As the two biggest producers of CO2 emissions and also the two economic powers most capable of mitigating the effects, cooperation between the US and China is considered vital to the success of the agreement.

Steven Leibo, professor of international history and politics and The Sage Colleges in Albany, N.Y., and associate in research at the Fairbank Center for Chinese Studies at Harvard University, tells the Monitor that the most important outcome of the Paris agreement was the pressure that 200 countries agreeing to environmentally conscious practices put on global markets.

"That symbolism is what really mattered," Professor Liebo says. "To have the United States emerge with a leadership like Donald Trump, and the large part of the Republican Party still in denial, puts that entire edifice in jeopardy and negates the most important part of what was accomplished in Paris, which was literally market signals that would build up far more momentum than the actual agreements in the agreements itself."

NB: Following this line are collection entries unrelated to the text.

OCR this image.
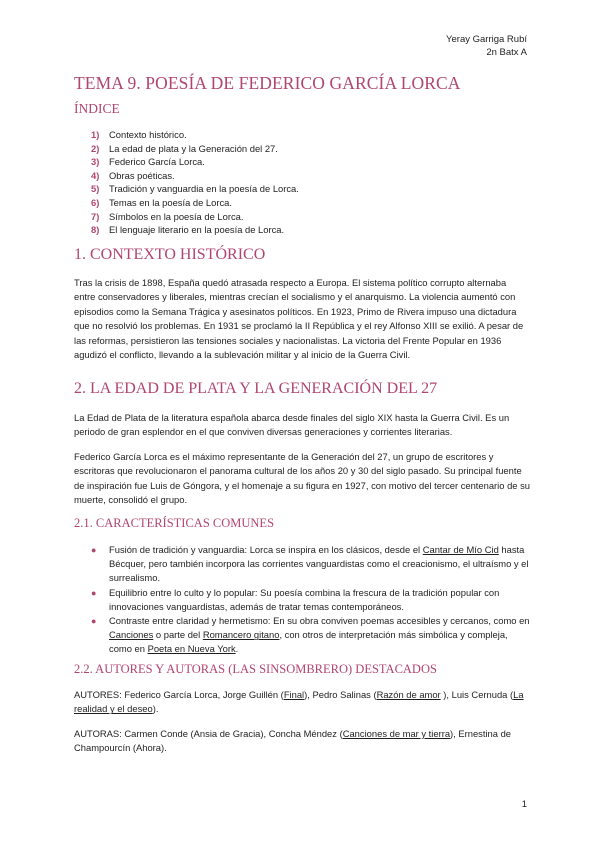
Yeray Garriga Rubí
2n Batx A
TEMA 9. POESÍA DE FEDERICO GARCÍA LORCA
ÍNDICE
1)	Contexto histórico.
2)	La edad de plata y la Generación del 27.
3)	Federico García Lorca.
4)	Obras poéticas.
5)	Tradición y vanguardia en la poesía de Lorca.
6)	Temas en la poesía de Lorca.
7)	Símbolos en la poesía de Lorca.
8)	El lenguaje literario en la poesía de Lorca.
1. CONTEXTO HISTÓRICO

Tras la crisis de 1898, España quedó atrasada respecto a Europa. El sistema político corrupto alternaba entre conservadores y liberales, mientras crecían el socialismo y el anarquismo. La violencia aumentó con episodios como la Semana Trágica y asesinatos políticos. En 1923, Primo de Rivera impuso una dictadura que no resolvió los problemas. En 1931 se proclamó la II República y el rey Alfonso XIII se exilió. A pesar de las reformas, persistieron las tensiones sociales y nacionalistas. La victoria del Frente Popular en 1936 agudizó el conflicto, llevando a la sublevación militar y al inicio de la Guerra Civil.

2. LA EDAD DE PLATA Y LA GENERACIÓN DEL 27

La Edad de Plata de la literatura española abarca desde finales del siglo XIX hasta la Guerra Civil. Es un periodo de gran esplendor en el que conviven diversas generaciones y corrientes literarias.

Federico García Lorca es el máximo representante de la Generación del 27, un grupo de escritores y escritoras que revolucionaron el panorama cultural de los años 20 y 30 del siglo pasado. Su principal fuente de inspiración fue Luis de Góngora, y el homenaje a su figura en 1927, con motivo del tercer centenario de su muerte, consolidó el grupo.

2.1. CARACTERÍSTICAS COMUNES
● Fusión de tradición y vanguardia: Lorca se inspira en los clásicos, desde el Cantar de Mío Cid hasta Bécquer, pero también incorpora las corrientes vanguardistas como el creacionismo, el ultraísmo y el surrealismo.
● Equilibrio entre lo culto y lo popular: Su poesía combina la frescura de la tradición popular con innovaciones vanguardistas, además de tratar temas contemporáneos.
● Contraste entre claridad y hermetismo: En su obra conviven poemas accesibles y cercanos, como en Canciones o parte del Romancero gitano, con otros de interpretación más simbólica y compleja, como en Poeta en Nueva York.
2.2. AUTORES Y AUTORAS (LAS SINSOMBRERO) DESTACADOS

AUTORES: Federico García Lorca, Jorge Guillén (Final), Pedro Salinas (Razón de amor ), Luis Cernuda (La realidad y el deseo).

AUTORAS: Carmen Conde (Ansia de Gracia), Concha Méndez (Canciones de mar y tierra), Ernestina de Champourcín (Ahora).

1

The US has a history of flip-flopping on climate change as presidents come in and out of office. Bill Clinton supported climate change mitigation at the Kyoto Protocol and then George W. Bush came into office and denied climate change for much of his presidency – which may make China, a country that has made up its mind about climate change and stuck with it, nervous.

"The Chinese have come to realize, and this is really only in the last decade, that their future is absolutely dependent in dealing with the various environmental issues that face them," says Leibo. "China 16 years ago was not ready to take part in this extraordinary planetary existential challenge, but they absolutely are now. They are deeply involved in trying to wean themselves off of fossil fuels and move toward a much more green saver energy production."

The US-China commitment toward curbing carbon emissions has also served to strengthen Sino-American relations at a time when they are otherwise relatively tense. Ryan Irwin, associate professor in the history department of SUNY Albany, tells the Monitor that without a shared project like climate change, these necessary relations could fray further.

"If we have a candidate that doesn’t even believe in climate change then you end up confronting issues like what is happening in the South China Sea because it is a vacuum, there here is nothing we can work constructively together on and you end up working on issues that divide the US and China right now," says Mr. Irwin.

Material from Reuters contributed to this report.